"...The electoral process in Africa today is increasingly violent because it has turned into a desperate fight between ambitious elites in an impoverished population for control over scarce resources. Scarcity is endemic because the colonial state system wastes natural resources by exporting them, and cannot set up the industries and Jobs needed to create decent living conditions for the African population ".- Ayi kwei Armah.
An important question political scientists would have to answer going forward would be why elections in Africa are increasingly characterised by violence. acclaimed Ghanaian poet, Ayi kwei Armah attempts an answer in the preceding quote, culled from a wide-ranging piece he penned in the wake of the 2008 election which like 2012, brought Ghana to the brink. The nation was virtually on a knife-edge that year. An incumbent government had just lost a crucial election by a whisker and the war drums were being beaten by the vanquished.
Elections 2020 have come and gone in Ghana. The state of anxiety and apprehension which had taken hold of the nation following the vote was brought to a halt at least momentarily with the declaration of the results of the presidential election by election Commission chairperson, Jean Mensah.
The announcement on the evening of December 9, 2020, led to a wild jubilation by supporters of the New patriotic party, Victors at the polls, at least as far as the presidency is concerned, and gnashing of teeth in the camp of the main opposition NDC which garnered a respectable 47.46% of the presidential vote as compared to the incumbent president, Nana Akufo-Addo's 51.18% of the vote.
For now, an uneasy calm hangs over the west African state, current chair of the 16 members Economic Community of West African states, and a model of democracy on the African continent. the opposition, led by the immediate past Head of state, the affable and Eloquent John Mahama, have already signalled that they intend challenging the results.
Mahama's challenge comes as little surprise, months to the polls he and his party, the National Democratic Congress had battled the election body both in the law courts as well as in the court of public opinion for what they perceived as the Commission's refusal to build consensus in the run-up to the elections as well as what they perceived as a deliberate ploy to rig the elections in favour of the incumbent, and signalled their lack of trust in the election umpire led by Jean Mensah.
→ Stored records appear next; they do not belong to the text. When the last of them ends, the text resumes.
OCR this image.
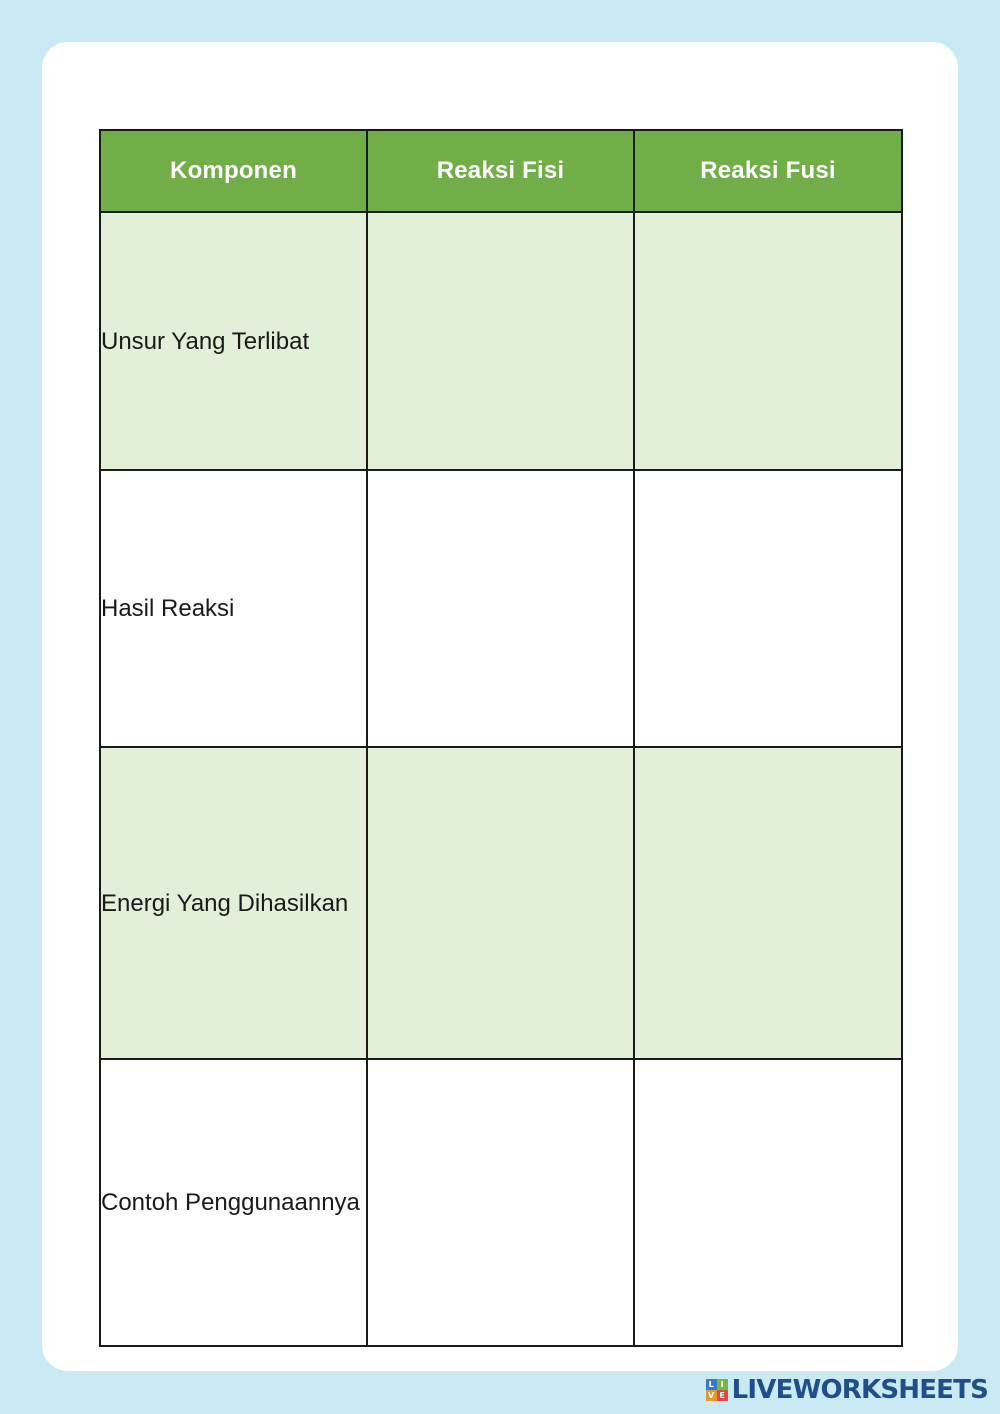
Komponen	Reaksi Fisi	Reaksi Fusi
Unsur Yang Terlibat		
Hasil Reaksi		
Energi Yang Dihasilkan		
Contoh Penggunaannya		
L I
V E LIVEWORKSHEETS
But the closeness of the polls, something akin to a cliffhanger will further embolden the opposition party's challenge: a paltry 500,000 votes separated Mahama and Akufo-Addo in the presidential race.
President Akufo-Addo and his NPP would have to begin a serious soul searching, nothing short of a postmortem to determine how they came so close to losing the plot. They would have to answer how a party that only four years ago unseated an incumbent at the height of his power, in this case, John Mahama by almost a million votes had to struggle this hard to retain power, in the face of a Challenge by the same man.
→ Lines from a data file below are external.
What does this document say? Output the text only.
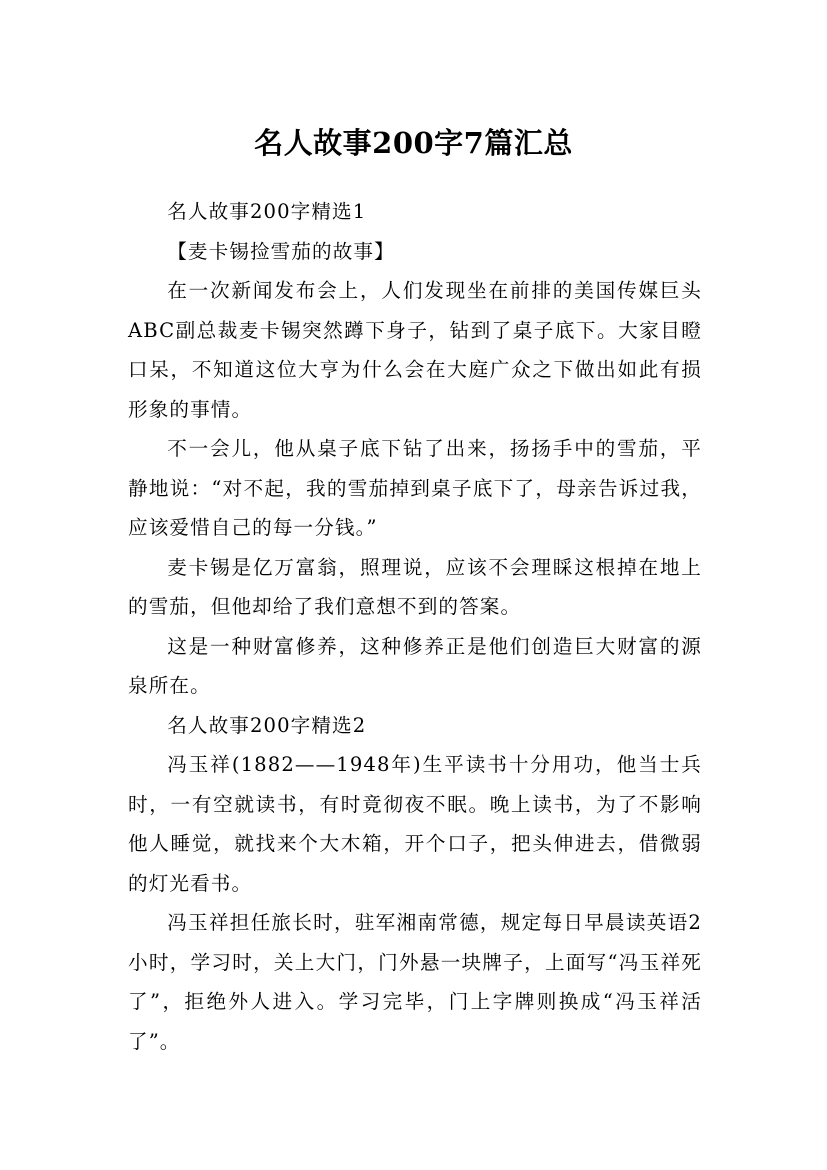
名人故事200字7篇汇总

名人故事200字精选1

【麦卡锡捡雪茄的故事】

在一次新闻发布会上，人们发现坐在前排的美国传媒巨头ABC副总裁麦卡锡突然蹲下身子，钻到了桌子底下。大家目瞪口呆，不知道这位大亨为什么会在大庭广众之下做出如此有损形象的事情。

不一会儿，他从桌子底下钻了出来，扬扬手中的雪茄，平静地说：“对不起，我的雪茄掉到桌子底下了，母亲告诉过我，应该爱惜自己的每一分钱。”

麦卡锡是亿万富翁，照理说，应该不会理睬这根掉在地上的雪茄，但他却给了我们意想不到的答案。

这是一种财富修养，这种修养正是他们创造巨大财富的源泉所在。

名人故事200字精选2

冯玉祥(1882——1948年)生平读书十分用功，他当士兵时，一有空就读书，有时竟彻夜不眠。晚上读书，为了不影响他人睡觉，就找来个大木箱，开个口子，把头伸进去，借微弱的灯光看书。

冯玉祥担任旅长时，驻军湘南常德，规定每日早晨读英语2小时，学习时，关上大门，门外悬一块牌子，上面写“冯玉祥死了”，拒绝外人进入。学习完毕，门上字牌则换成“冯玉祥活了”。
The main thrust of this article though is to determine why our political environment has become so fractious. One gets an eerie feeling of a De ja vu this year. We have been here before. The images and scenes we have witnessed this year look like a playback of 2012. An incumbent wins a closely contested election, the opposition refuses to accept the results, the nation is on edge, there are skirmishes between supporters of the opposing parties, the case ends in court.
Our elections are increasingly looking like a well-rehearsed horror script and that cannot bode well for our fragile states.
Our politicians must understand that political power only gives them a false sense of security and cannot save them from the wrath of the people. The intensity of our political cycles is a testament to the desperation of our elite to escape the hopelessness they have created in the larger society. Their only saviour lies in their ability to deliver the dividends of democracy.
Democracy can only survive in a climate of opportunities and the time has come for our politicians to focus on creating opportunities for the teeming mass of youth. Democracy will endure only when it's dividends become self-evident.
The results of Ghana's 2020 elections points to an eventually divided nation.
For now, the spectre of a hung parliament stares us in the face. Without an absolute majority, the ruling party would have to reach out to the opposition, something that can only advance consensus building, something that can only bode well for our highly polarised country.
The two main parties should focus on policy formulation and stop the constant angling for power for the sake of power.
A country that is always in an election mood can expect nothing but a tensed environment. There is a time for elections, and a time to govern and our politicians must learn to focus more on the latter and not the former. the vain quest for power without an attendant desire to use the power of the state to advance progress is simply unsustainable.
For now one can only hope that the aftermath of election 2020 in Ghana will be handled with tact with the Country's stability as an overriding concern. Ghana is bigger than any of the two main political parties.
The next few weeks will test the resolve of Ghanaians to live in peace. We can only hope good sense prevails at the end of the day.